The exploration through role-play and the answer to these questions will reveal a lot about yourself and/or your partner. 

It’s important to share that kind of information with a partner so they will be able to grasp the degree of trust you are placing in them. To do this, you must feel safe to express yourself. As someone’s connecting partner, be it a lover, buddy Top, bottom, Dominant, submissive, or whatever role you choose, you complete the connection by being totally there for them. Make them feel safe and supported by your presence, and free to reveal themselves to you. You have a responsibility to really be there, to really hear what they are saying or asking for, and to respond as best you can. Pro tip: Try to resist asking a question starting with the word ‘Why’ but instead, for e.g. ask “What’s behind the desire to XYZ” or “What does XYZ look/feel like to you?”. When you get your answer, don’t be afraid to ask ‘Tell me more” to really get it all out on the table.

Making It A Reality

How can you help make this a reality? How can you effect his willing suspension of disbelief so that he will fully experience this, and do so in a way that is safe and sane?

Try scripting the scene, so that:

1. You boil it down to its basic elements with a focus of consciously surrendering and how this surrender will be supported, encouraged and brought from a ‘concept’ into reality for you both and

2. You can bring it through the process of opening, development, peak, and afterglow.

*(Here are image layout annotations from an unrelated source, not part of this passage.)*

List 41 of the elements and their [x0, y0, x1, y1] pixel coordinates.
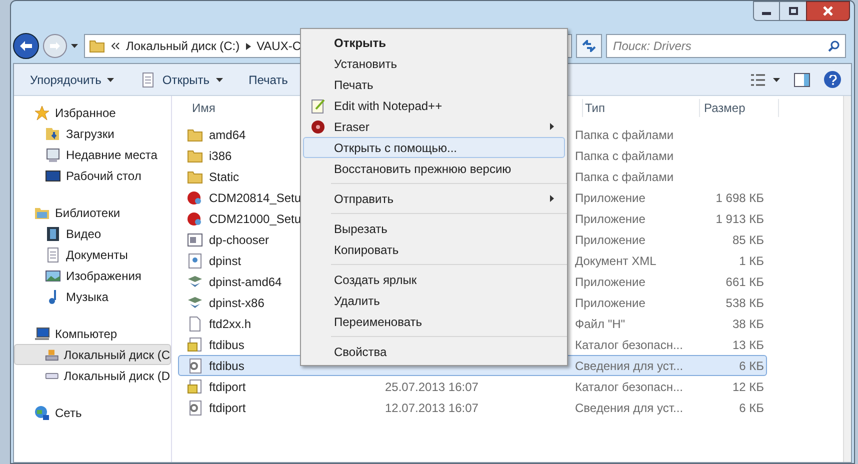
type-cell-text: Приложение [575, 274, 646, 290]
type-cell-text: Приложение [575, 294, 646, 312]
file-name: i386 [209, 148, 232, 164]
type-cell-text: Приложение [575, 190, 646, 206]
file-name: dpinst [209, 252, 242, 270]
file-name: ftdiport [209, 378, 246, 396]
size-cell-text: 538 КБ [724, 294, 764, 312]
file-name: CDM20814_Setu [209, 190, 302, 206]
size-cell-text: 38 КБ [731, 316, 764, 332]
date-cell-text: 12.07.2013 16:07 [385, 400, 480, 416]
type-cell-text: Документ XML [575, 252, 658, 270]
size-cell-text: 1 698 КБ [714, 190, 764, 206]
type-cell-text: Сведения для уст... [575, 400, 684, 416]
file-name: CDM21000_Setu [209, 210, 302, 228]
size-cell-text: 85 КБ [731, 232, 764, 248]
file-name: ftd2xx.h [209, 316, 252, 332]
type-cell-text: Папка с файлами [575, 148, 675, 164]
type-cell-text: Папка с файлами [575, 168, 675, 186]
type-cell-text: Приложение [575, 232, 646, 248]
file-name: Static [209, 168, 240, 186]
type-cell-text: Приложение [575, 210, 646, 228]
type-cell-text: Файл "H" [575, 316, 626, 332]
size-cell-text: 661 КБ [724, 274, 764, 290]
file-name: dpinst-amd64 [209, 274, 282, 290]
size-cell-text: 6 КБ [738, 358, 764, 374]
type-cell-text: Папка с файлами [575, 126, 675, 144]
file-name: amd64 [209, 126, 246, 144]
date-cell-text: 25.07.2013 16:07 [385, 378, 480, 396]
file-name: ftdibus [209, 358, 244, 374]
size-cell-text: 13 КБ [731, 336, 764, 354]
type-cell-text: Каталог безопасн... [575, 378, 684, 396]
type-cell-text: Каталог безопасн... [575, 336, 684, 354]
file-name: dpinst-x86 [209, 294, 264, 312]
size-cell-text: 1 КБ [738, 252, 764, 270]
file-name: ftdiport [209, 400, 246, 416]
type-cell-text: Сведения для уст... [575, 358, 684, 374]
file-name: ftdibus [209, 336, 244, 354]
size-cell-text: 12 КБ [731, 378, 764, 396]
size-cell-text: 6 КБ [738, 400, 764, 416]
size-cell-text: 1 913 КБ [714, 210, 764, 228]
file-name: dp-chooser [209, 232, 270, 248]
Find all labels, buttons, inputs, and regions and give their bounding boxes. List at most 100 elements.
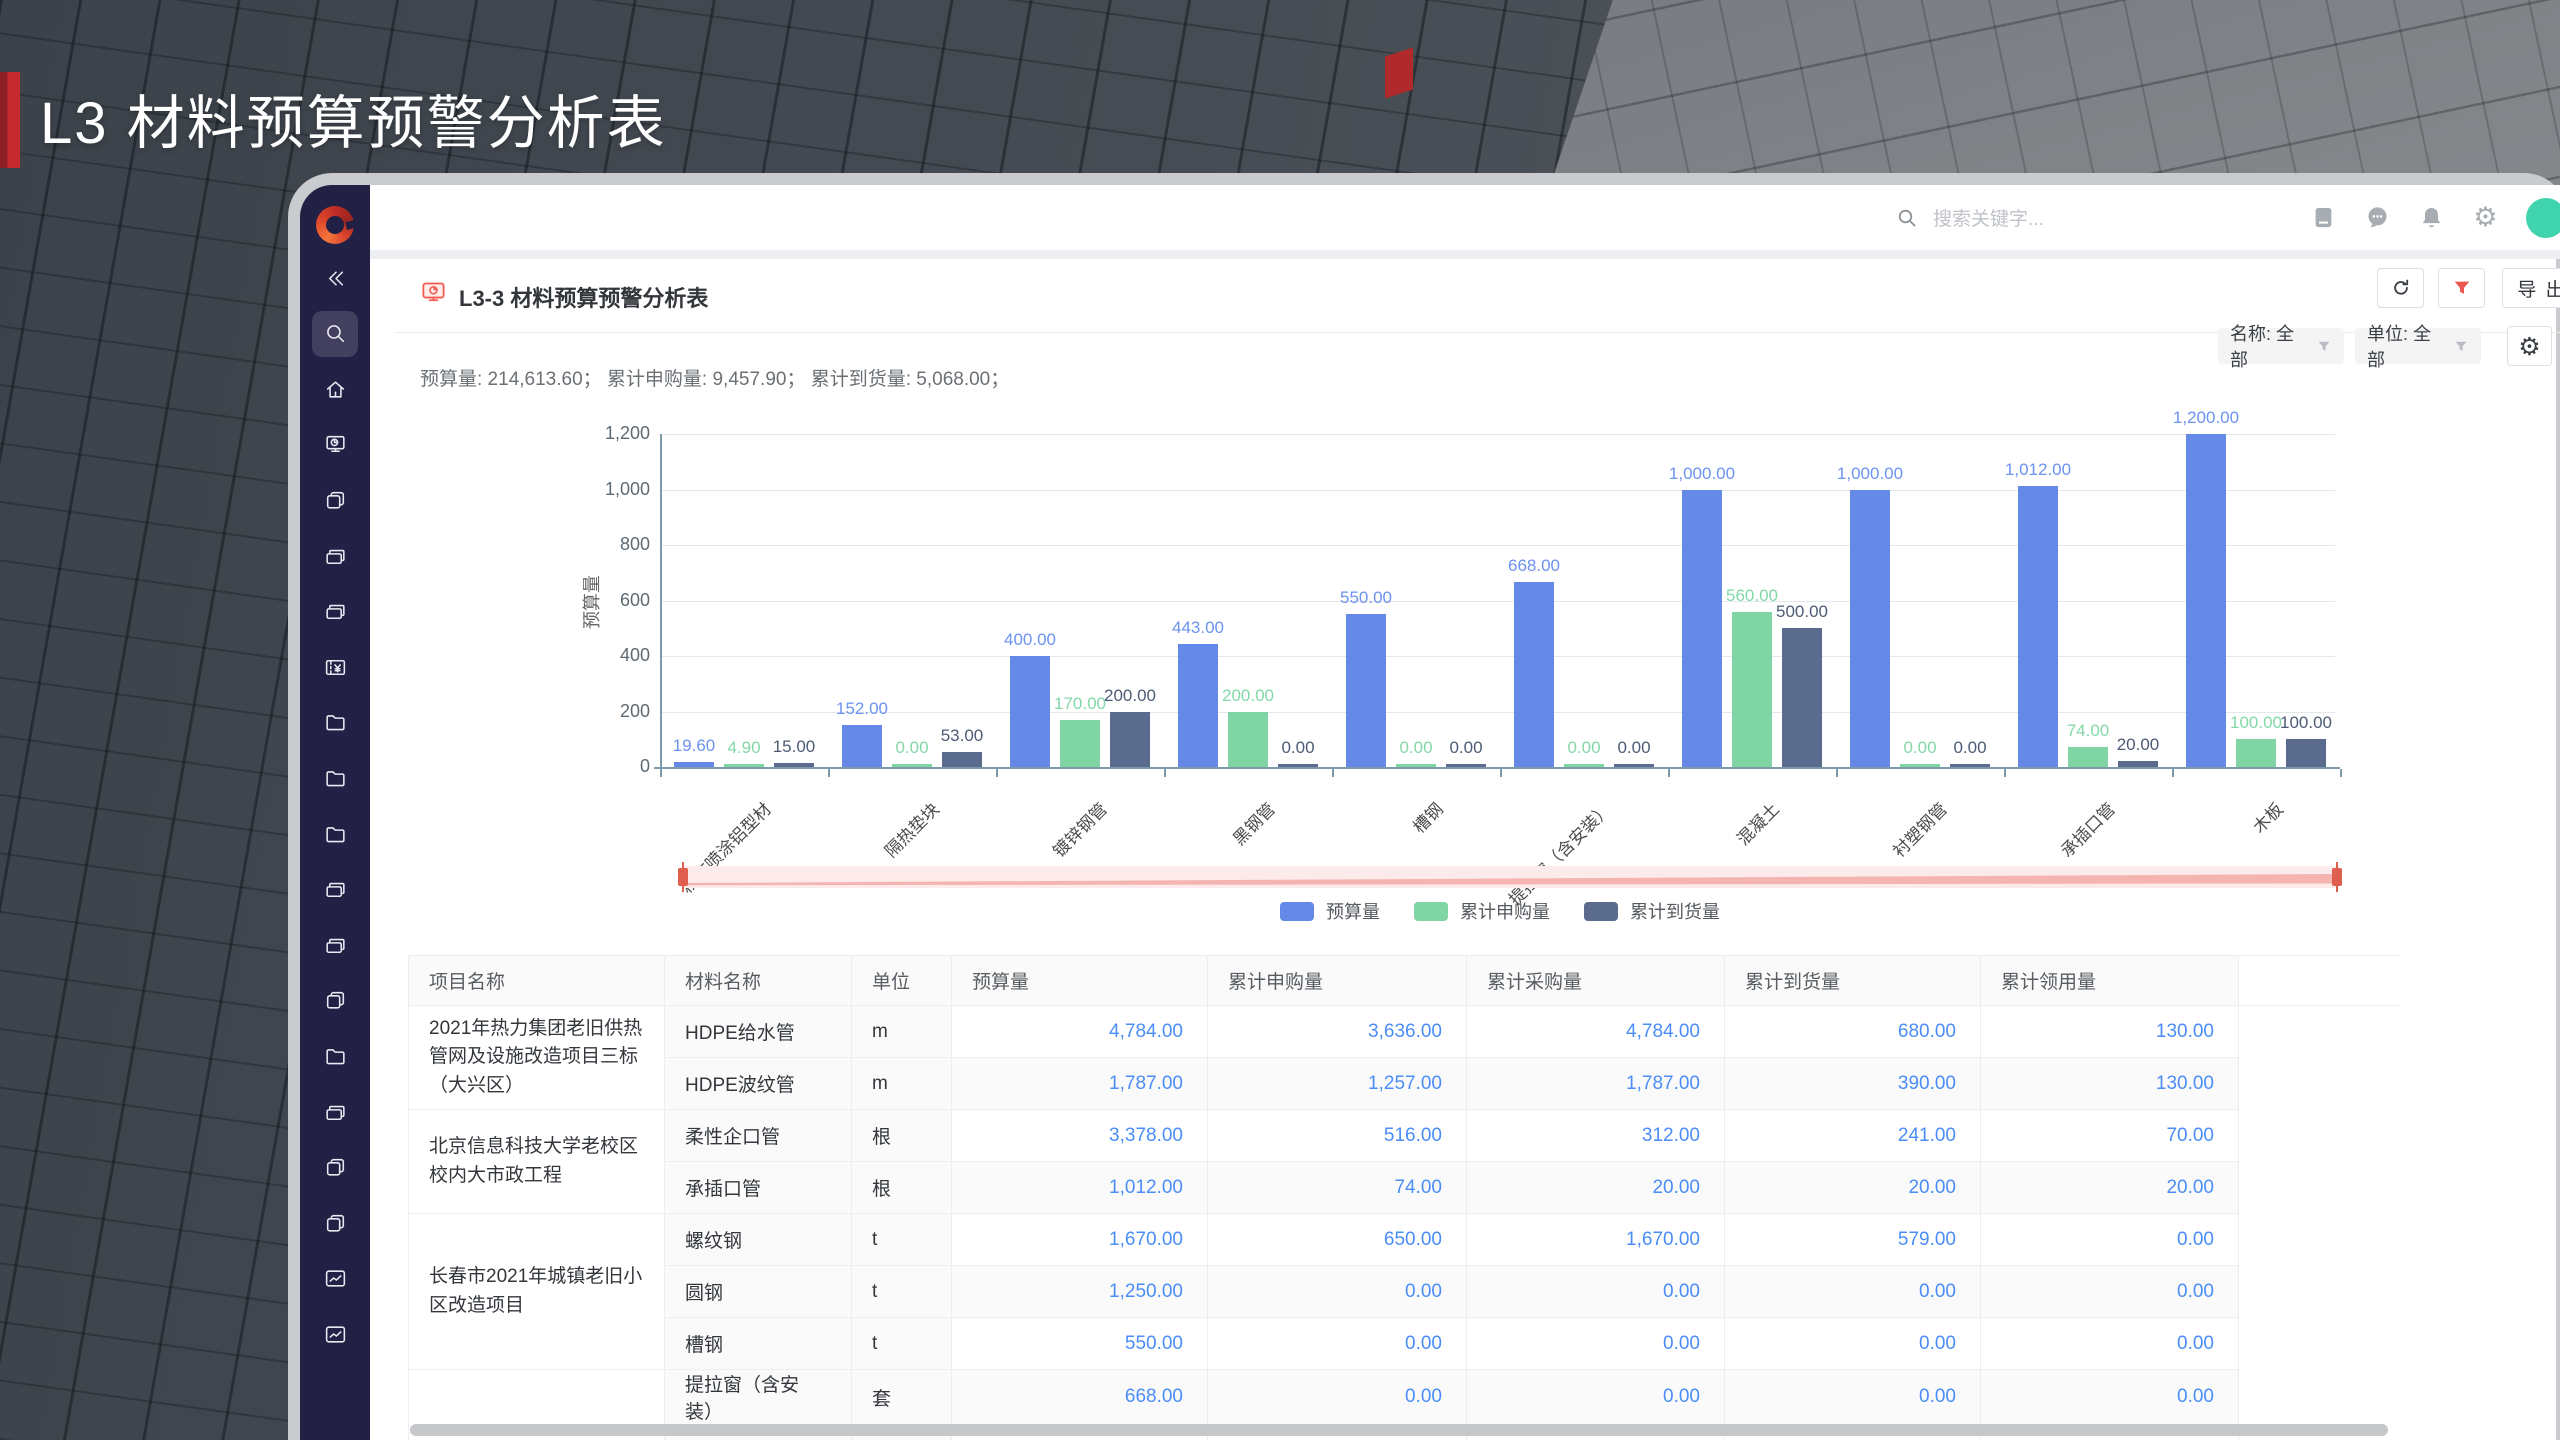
material-cell: HDPE波纹管	[664, 1057, 852, 1110]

In the course of deliberately constructing the scene, you will discover ways to heighten and enhance surrendering and submission.

Seek out information on building your skills, including not only physical techniques but also non-verbal communication skills. Some people say you either have this or you don’t, but the process of getting to know your partner is one in which each learns to read the thoughts, feelings, and sensations of the other. That is how the most potent, persuasive scenes succeed.

Take The Plunge

Express your fears, then let go of them and go on and do whatever it is you’ve been holding yourself back from. Do it safely and responsibly. Be. Here. Now. Enjoy, and have it all. 

‘We are all servants. The only question is whom we will serve.